Fast cash loans can cover your expenses until your next paycheque.

In 1997, Congress added a special exemption for family-owned businesses allowing up to $1,300,000 to be transferred without federal estate tax to the extent the assets of the estate were family-owned business property. It required that at least 50 percent of the decedent’s estate consist of qualified family-owned business interests. If a couple planned to take advantage of this provision, they could avoid paying federal estate taxes on estates totaling $2.6 million. To qualify, decedent or a member of his or her family had to own the business for at least 5 years of the 8 years preceding his death and during that time, material participation by decedent or a member of his family in the business operation was required. The excess amount above the exemption equivalent amount will be subtracted in computing the adjusted gross estate. A family-owned business was defined as one where a) at least 50 percent of such entity is owned directly or indirectly by the decedent and members of his family or b) at least 70 percent is owned by members of two families and at least 30 percent is owned by decedent and members of his family, or c) at least 90 percent is owned by members of three families and at least 30 percent is owned by decedent and members of his family. Ownership interests in publicly traded companies and companies located outside of the U.S. were excluded. The participation tests were similar to those used for special use valuation. This special benefit was repealed effective December 31, 2003, but the sunset provision of the Economic Growth and Tax Relief Reconciliation Act of 2001 will reinstate this deduction beginning January 1, 2011, unless the estate tax law is modified before December 31, 2010.

Comments Off
 | Posted by | Categories: Family-Owned Business | Tagged: |

There is an unlimited marital deduction for decedents.
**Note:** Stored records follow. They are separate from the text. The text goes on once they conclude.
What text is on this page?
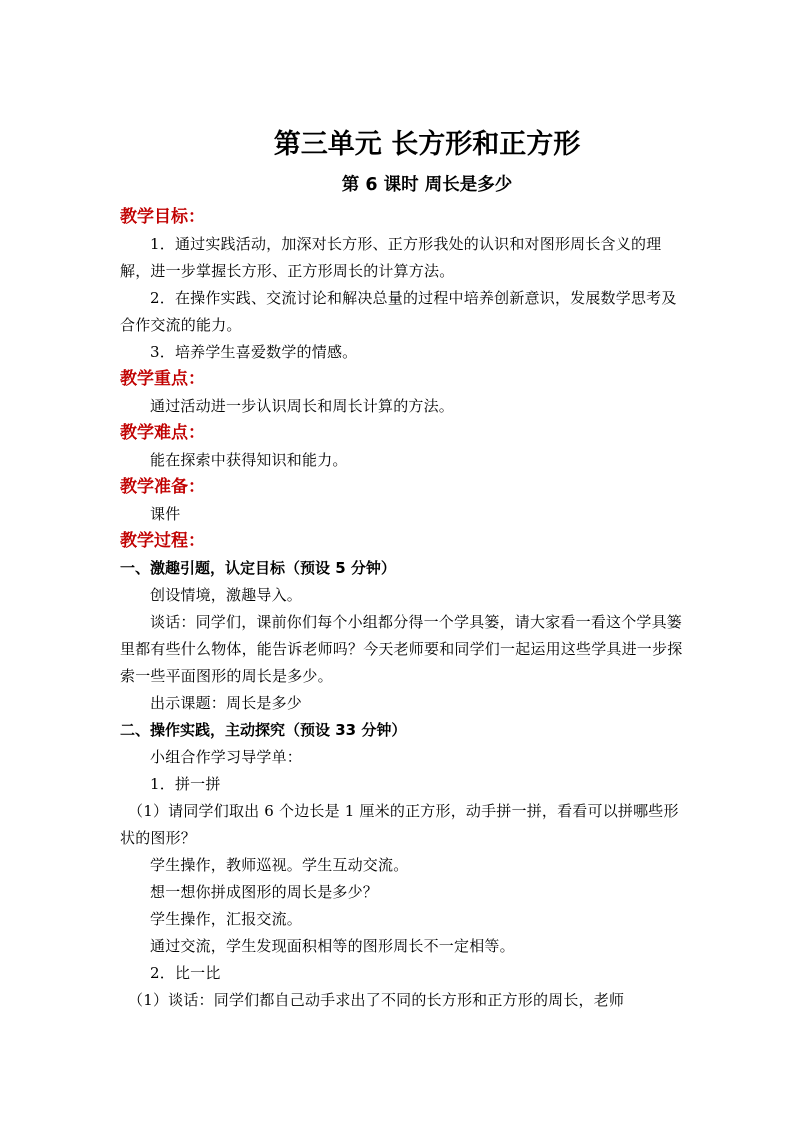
第三单元 长方形和正方形
第 6 课时 周长是多少

教学目标：

1．通过实践活动，加深对长方形、正方形我处的认识和对图形周长含义的理解，进一步掌握长方形、正方形周长的计算方法。

2．在操作实践、交流讨论和解决总量的过程中培养创新意识，发展数学思考及合作交流的能力。

3．培养学生喜爱数学的情感。

教学重点：

通过活动进一步认识周长和周长计算的方法。

教学难点：

能在探索中获得知识和能力。

教学准备：

课件

教学过程：

一、激趣引题，认定目标（预设 5 分钟）

创设情境，激趣导入。

谈话：同学们，课前你们每个小组都分得一个学具篓，请大家看一看这个学具篓里都有些什么物体，能告诉老师吗？今天老师要和同学们一起运用这些学具进一步探索一些平面图形的周长是多少。

出示课题：周长是多少

二、操作实践，主动探究（预设 33 分钟）

小组合作学习导学单：

1．拼一拼

（1）请同学们取出 6 个边长是 1 厘米的正方形，动手拼一拼，看看可以拼哪些形状的图形？

学生操作，教师巡视。学生互动交流。

想一想你拼成图形的周长是多少？

学生操作，汇报交流。

通过交流，学生发现面积相等的图形周长不一定相等。

2．比一比

（1）谈话：同学们都自己动手求出了不同的长方形和正方形的周长，老师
The decisions on the use and amount of marital deduction will vary with the size of the estate and the unified tax credits, which increase each year up to 2010. The strategy for some persons will be to change the amount of the marital deduction during this period if the objective is to reduce estate taxes. The executor will often have to make computations to determine whether to elect to have certain qualified terminal interest properties qualify. Qualified terminal interest property means property that passes from the decedent, and in which the surviving spouse has a qualifying income interest for life. Disclaimers will likely be used more. (See post on disclaimers.)